Titre : De terre verte
Auteur :
anadyomedeThème : Accident d'avion
Fandom : Hair
Personnages : Claude et Berger
Rating : PG-13
Disclaimer : Tout appartient à Milos Forman.
Mais pour que le silence revienne, il aurait fallu que l’avion s’écrase au milieu du chemin.
C’est ce que Claude avait pensé en voyant le ciel s’ouvrir, et il avait eu beau courir, courir à s’en exploser les jambes, et les bras, et le ventre, l’avion avait continué sa petite route tracée. Bien droit, bien décidé, il s’était laissé piloter, rempli de ses soldats, de ses hommes armés qui pour de vrai ne savaient rien de ce qu’il leur préparait.
Et Claude s’était dit : mais comment avons-nous pu être aussi idiots.
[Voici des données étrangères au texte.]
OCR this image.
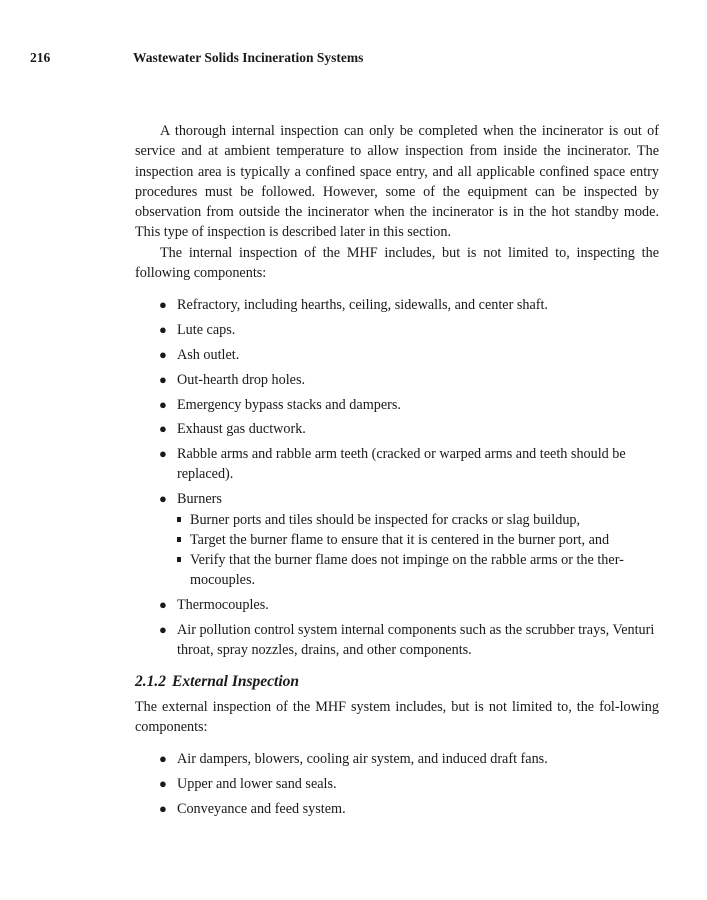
216	Wastewater Solids Incineration Systems

A thorough internal inspection can only be completed when the incinerator is out of service and at ambient temperature to allow inspection from inside the incinerator. The inspection area is typically a confined space entry, and all applicable confined space entry procedures must be followed. However, some of the equipment can be inspected by observation from outside the incinerator when the incinerator is in the hot standby mode. This type of inspection is described later in this section.

The internal inspection of the MHF includes, but is not limited to, inspecting the following components:

● Refractory, including hearths, ceiling, sidewalls, and center shaft.
● Lute caps.
● Ash outlet.
● Out-hearth drop holes.
● Emergency bypass stacks and dampers.
● Exhaust gas ductwork.
● Rabble arms and rabble arm teeth (cracked or warped arms and teeth should be replaced).
● Burners
Burner ports and tiles should be inspected for cracks or slag buildup,
Target the burner flame to ensure that it is centered in the burner port, and
Verify that the burner flame does not impinge on the rabble arms or the ther-mocouples.
● Thermocouples.
● Air pollution control system internal components such as the scrubber trays, Venturi throat, spray nozzles, drains, and other components.
2.1.2 External Inspection

The external inspection of the MHF system includes, but is not limited to, the fol-lowing components:

● Air dampers, blowers, cooling air system, and induced draft fans.
● Upper and lower sand seals.
● Conveyance and feed system.
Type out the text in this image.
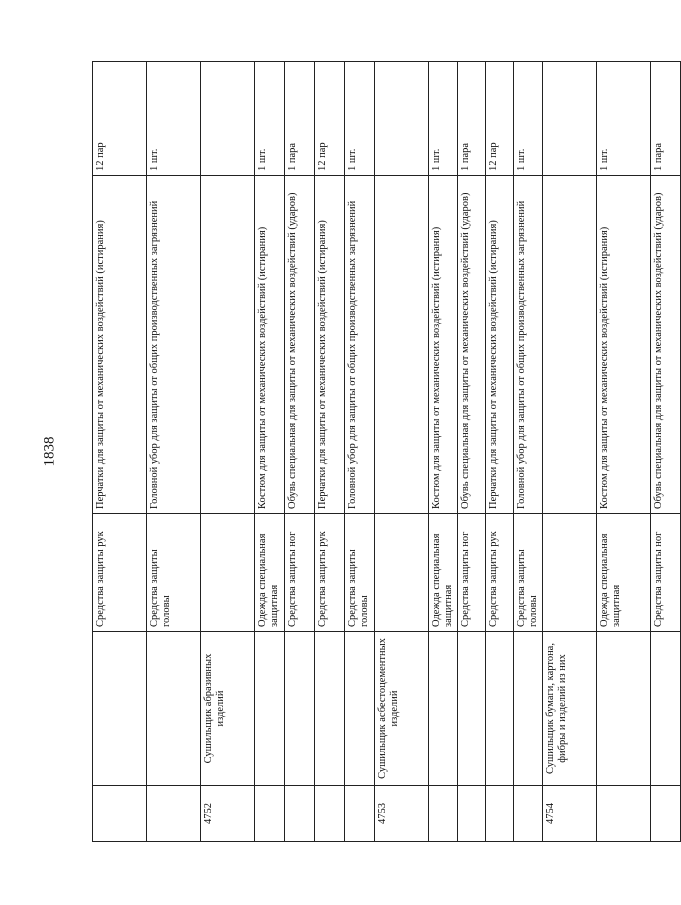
1838
		Средства защиты рук	Перчатки для защиты от механических воздействий (истирания)	12 пар
		Средства защиты головы	Головной убор для защиты от общих производственных загрязнений	1 шт.
4752	Сушильщик абразивных изделий			
		Одежда специальная защитная	Костюм для защиты от механических воздействий (истирания)	1 шт.
		Средства защиты ног	Обувь специальная для защиты от механических воздействий (ударов)	1 пара
		Средства защиты рук	Перчатки для защиты от механических воздействий (истирания)	12 пар
		Средства защиты головы	Головной убор для защиты от общих производственных загрязнений	1 шт.
4753	Сушильщик асбестоцементных изделий			
		Одежда специальная защитная	Костюм для защиты от механических воздействий (истирания)	1 шт.
		Средства защиты ног	Обувь специальная для защиты от механических воздействий (ударов)	1 пара
		Средства защиты рук	Перчатки для защиты от механических воздействий (истирания)	12 пар
		Средства защиты головы	Головной убор для защиты от общих производственных загрязнений	1 шт.
4754	Сушильщик бумаги, картона, фибры и изделий из них			
		Одежда специальная защитная	Костюм для защиты от механических воздействий (истирания)	1 шт.
		Средства защиты ног	Обувь специальная для защиты от механических воздействий (ударов)	1 пара
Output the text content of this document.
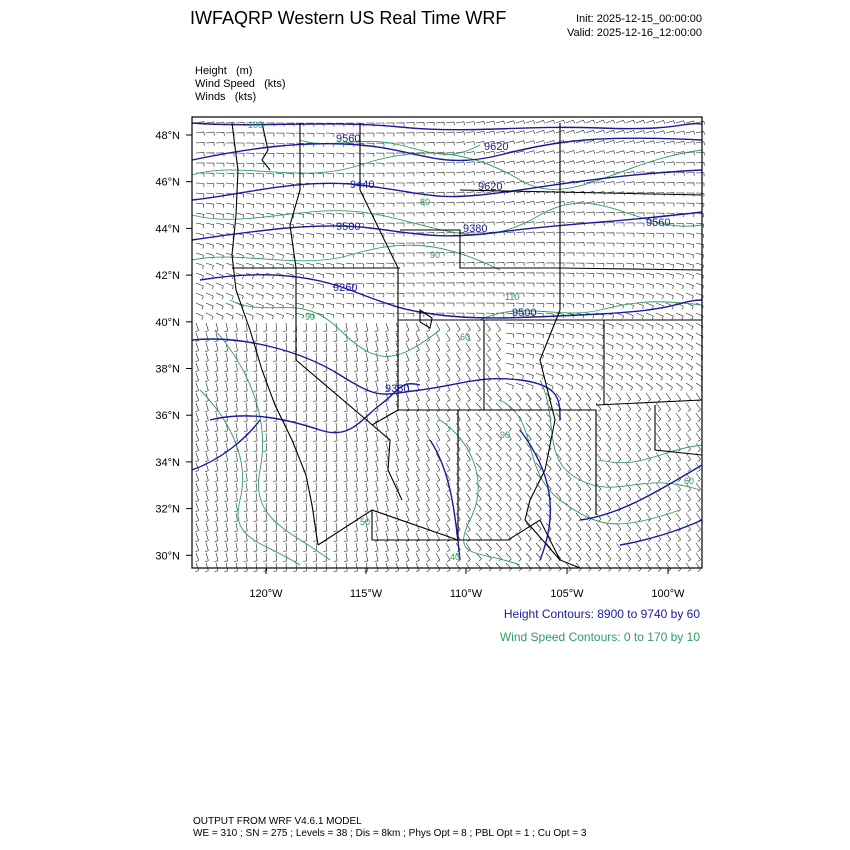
IWFAQRP Western US Real Time WRF	Init: 2025-12-15_00:00:00
Valid: 2025-12-16_12:00:00
Height (m)
Wind Speed (kts)
Winds (kts)
9560
9620
9440	9620
9500	9380	9560
9260
9500
9380
100
80
90
110
60
90
90
50
40
60
48°N
46°N
44°N
42°N
40°N
38°N
36°N
34°N
32°N
30°N
120°W	115°W	110°W	105°W	100°W
Height Contours: 8900 to 9740 by 60
Wind Speed Contours: 0 to 170 by 10
OUTPUT FROM WRF V4.6.1 MODEL
WE = 310 ; SN = 275 ; Levels = 38 ; Dis = 8km ; Phys Opt = 8 ; PBL Opt = 1 ; Cu Opt = 3
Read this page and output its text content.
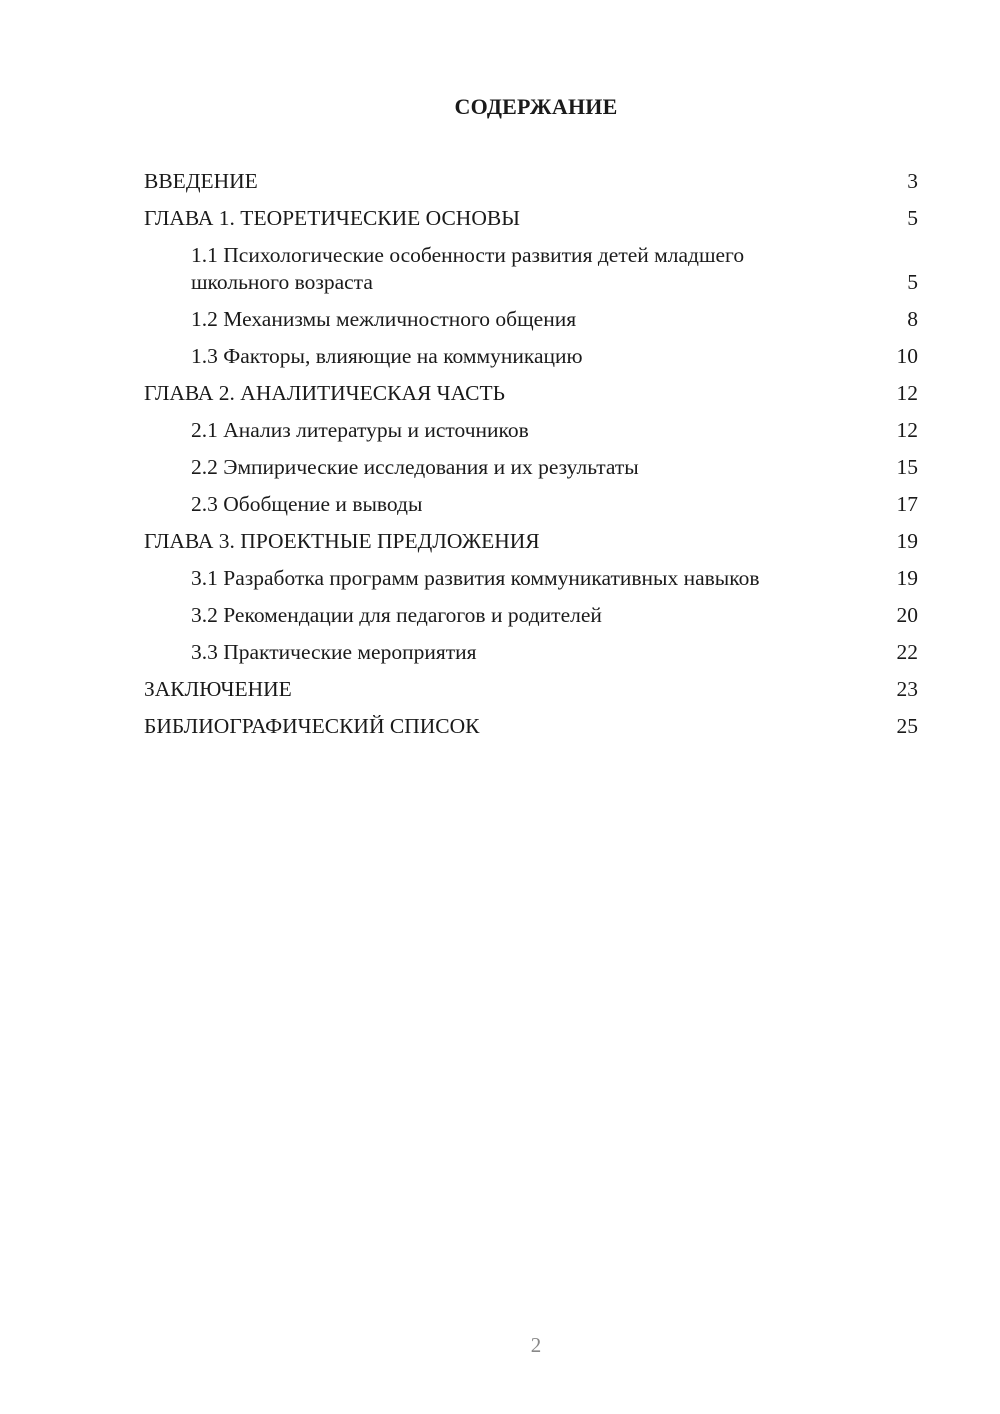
СОДЕРЖАНИЕ
ВВЕДЕНИЕ	3
ГЛАВА 1. ТЕОРЕТИЧЕСКИЕ ОСНОВЫ	5
1.1 Психологические особенности развития детей младшего школьного возраста	5
1.2 Механизмы межличностного общения	8
1.3 Факторы, влияющие на коммуникацию	10
ГЛАВА 2. АНАЛИТИЧЕСКАЯ ЧАСТЬ	12
2.1 Анализ литературы и источников	12
2.2 Эмпирические исследования и их результаты	15
2.3 Обобщение и выводы	17
ГЛАВА 3. ПРОЕКТНЫЕ ПРЕДЛОЖЕНИЯ	19
3.1 Разработка программ развития коммуникативных навыков	19
3.2 Рекомендации для педагогов и родителей	20
3.3 Практические мероприятия	22
ЗАКЛЮЧЕНИЕ	23
БИБЛИОГРАФИЧЕСКИЙ СПИСОК	25
2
Comment, comment. Changer de nom un si court instant, pour un pique-nique, pour une bêtise, et maintenant il y avait eu cet appareil affreux qui était parti au-dessus des oiseaux avec Berger dedans. Jusqu’au bout, jouant son rôle, jouant son nom.
Et Claude, Claude en bas. Claude qui avait couru il ne savait plus pourquoi. Pour la guerre qui avait vidé la caserne en emportant Berger contre ses seins, pour arrêter l’implacable machination ; pour rien.
Longtemps, les jours suivants, il en avait rêvé.
A quel moment Berger avait-il pu s’y résoudre ? L’avait-il fait seulement un instant ? Lorsqu’on l’avait appelé, lorsqu’il avait pris le casque de Claude, son sac, sa place dans la longue file ? Ou en voyant l’avion, en s’y engouffrant comme une fourmille - oui à cet instant sûrement il avait dû comprendre et il avait dû penser à Claude, et Claude qui était à présent lui, et à combien la guerre est bête mais le destin aussi.
Les jours se sont trainés dans ce silence, dans cette carcasse de honte qui répétait qu’il fallait que l’avion s’écrase dans l’océan, qui se laisse plonger parce que Berger ne pourrait jamais plus revenir vivant alors à quoi bon attendre la fin de la guerre ? Non, il fallait qu’il soit mort bien avant le Vietnam, bien avant qu’on ne le force à presser le canon. Il fallait que dans l’Atlantique, il pique du nez, qu’il ramasse les vagues. Et Berger dedans, oui ce serait affreux, ce serait injuste. Berger avait sa vie toute ouverte à ses pieds, avec ses grands idéaux dans la tête quand il grimpait sur les tables, quand il jetait les verres et les assiettes. Mais ce sera fini, toujours, ce sera balayé dans l’eau si seulement l’avion... Et dans l’eau ce serait mieux que dans la violence de terre verte, dans la terreur, la maladie, les balles et le sang, le soleil grisé de fumée, les oiseaux couverts par les bombes.
Un accident d’avion. Claude en a dessiné des centaines et des milliers. Chaque seconde qu’il ouvrait les yeux, chaque seconde qu’il les refermait, il en voyait et il les a attendu, attendu. Est-ce qu’on en parlerait ? Est-ce qu’on s’en souviendrait ? Un simple accident pour figer Berger, ça aurait été mieux puisqu’Hamlet disait : Le reste est silence. Mais Berger dans une guerre, ce ne serait plus jamais silence.
Et Claude, à présent, vivant. L’autre mort.